SME investment via tax efficient EIS scheme continues to rise – but policy shift towards start-ups could dampen future investor demand
21 October 2016
Investment in SMEs through the tax-efficient Enterprise Investment Scheme is continuing to rise – but a policy change last year shifting EIS’s focus towards early stage businesses could dampen future investor demand, says Connection Capital, the specialist private client investment business.
New figures show that the amount of funds raised by small businesses under the EIS grew 14% to £1.82bn in 2014/15 from £1.59bn in 2013/14, having risen steadily in the past few years (see graph). The number of companies raising funds increased 15% to 3,265 last year from 2,840 the previous year.
However, Connection Capital says rule changes implemented last autumn mean that most established later-stage businesses, which tend to be less risky than early stage investments, no longer fall within the scope of the scheme.
Investors can now only benefit from generous EIS tax breaks by investing in companies which are less than seven years old, except in very restricted circumstances*. EIS offers 30% income tax relief for investments held for three years up to £1m per year, tax-free capital gains and zero inheritance tax after two years.
Claire Madden, Managing Partner at Connection Capital says, “Private investors have shown a strong appetite to invest in SMEs in recent years, but now the EIS landscape has changed significantly. More than ever, investors need to weigh up the opportunity value against the tax advantages.”
“With the tax planning season upon us, this will be a key consideration.”
“While plenty of early stage EIS qualifying venture capital deals will still be available, this category, by its very nature, also has a relatively high failure rate.”
“Those who want to invest in less risky, more established companies, which are running profitably, with a visible track record and clear growth prospects, are finding that these are now far harder to come by with EIS tax breaks attached.”
“EIS was set up to help ambitious small businesses access vital funds for growth in order to maximise their potential, create jobs and contribute to economic prosperity. Now a large swathe of well-run, successful SMEs could struggle to get the backing they need to expand or develop, simply because they’ve run a viable business for a few years.”
Connection Capital cites one of its recent investments, a company called 23.5 Degrees, which qualified for EIS when the deal took place last summer, as an example of a business that would no longer do so today, putting its chances of securing investment at risk.

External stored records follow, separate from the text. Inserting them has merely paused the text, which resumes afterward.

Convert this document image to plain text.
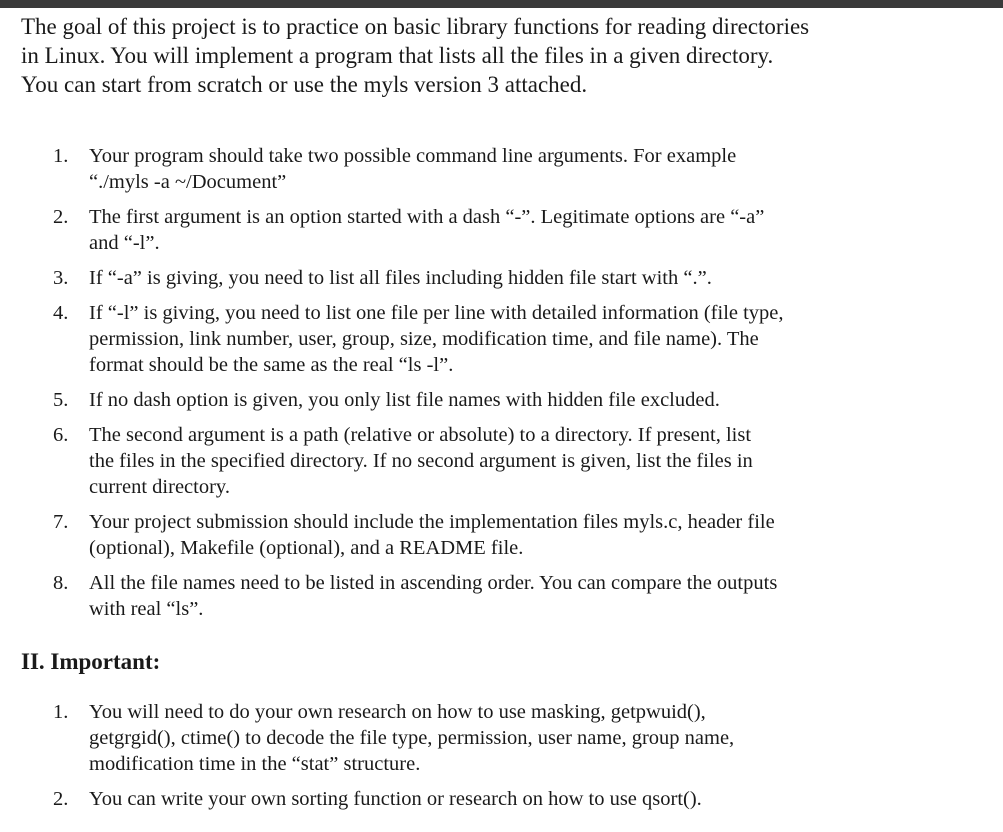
The goal of this project is to practice on basic library functions for reading directories
in Linux. You will implement a program that lists all the files in a given directory.
You can start from scratch or use the myls version 3 attached.

1. Your program should take two possible command line arguments. For example
“./myls -a ~/Document”
2. The first argument is an option started with a dash “-”. Legitimate options are “-a”
and “-l”.
3. If “-a” is giving, you need to list all files including hidden file start with “.”.
4. If “-l” is giving, you need to list one file per line with detailed information (file type,
permission, link number, user, group, size, modification time, and file name). The
format should be the same as the real “ls -l”.
5. If no dash option is given, you only list file names with hidden file excluded.
6. The second argument is a path (relative or absolute) to a directory. If present, list
the files in the specified directory. If no second argument is given, list the files in
current directory.
7. Your project submission should include the implementation files myls.c, header file
(optional), Makefile (optional), and a README file.
8. All the file names need to be listed in ascending order. You can compare the outputs
with real “ls”.
II. Important:
1. You will need to do your own research on how to use masking, getpwuid(),
getgrgid(), ctime() to decode the file type, permission, user name, group name,
modification time in the “stat” structure.
2. You can write your own sorting function or research on how to use qsort().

The company is a Starbucks franchisee and the £5.6million of growth capital invested by Connection Capital clients was used to finance expansion of the company’s store portfolio and provide working capital for roll-out. The business is going from strength to strength and now has 37 sites, employing c500 staff.
Lack of tax breaks for lower risk later-stage businesses should not deter investors
However, Connection Capital says that the lack of tax breaks should not deter private investors if the investment proposition is sound in its own right.
“A good investment stands on its own merits – regardless of tax incentives,” says Claire Madden. “Our experience is that if investors are offered a good quality deal in a strong business with the potential to achieve growth and deliver real returns, then lack of tax breaks won’t hold them back.”
For example, several of Connection Capital’s investments to date have been management buy-outs, a type of deal which has never qualified for EIS. These opportunities are invariably heavily in demand from its private investor/family office client base.
One of its recent investments, the £14m MBO of a high-spec portable accommodation hire business called Carter Accommodation Ltd in October last year proved so popular that clients committed £5million of funding in the space of just ten days. This spring, only seven months later, Connection Capital clients provided a second tranche of capital to enable the company to meet surging demand, which was even stronger than its most ambitious forecasts.
Claire Madden says, “By shifting the focus of EIS onto start-ups and very young businesses, private investors who are aiming to mitigate their tax position could now be exposed to a much greater degree of risk. Later stage investments may no longer have those tax breaks as a selling point, but they could prove highly attractive for a whole host of other reasons.”
She adds, “Apart from anything else, EIS is not the only tax break out there. Recent changes to Entrepreneurs’ Relief could prove advantageous to private investors, who may find that Capital Gains Tax is payable at a lower rate when shares are sold.”
This year’s Budget announced extensions to the scope of Entrepreneurs’ Relief to include long-term investors in unlisted companies. This means that they could now pay CGT at 10% when they sell their stake, provided they have held it for three years, up to a lifetime maximum of £10million.
Amount of EIS funds raised by SMEs - last 5 years
* 10 years for “knowledge-based” businesses. Companies that have raised this kind of investment before are exempt from the 7/10 year rule. There is also an exception to the rule if the business has never raised risk finance investment before and if funds raised are at least 50% of the company’s average annual turnover, taken over the previous five years.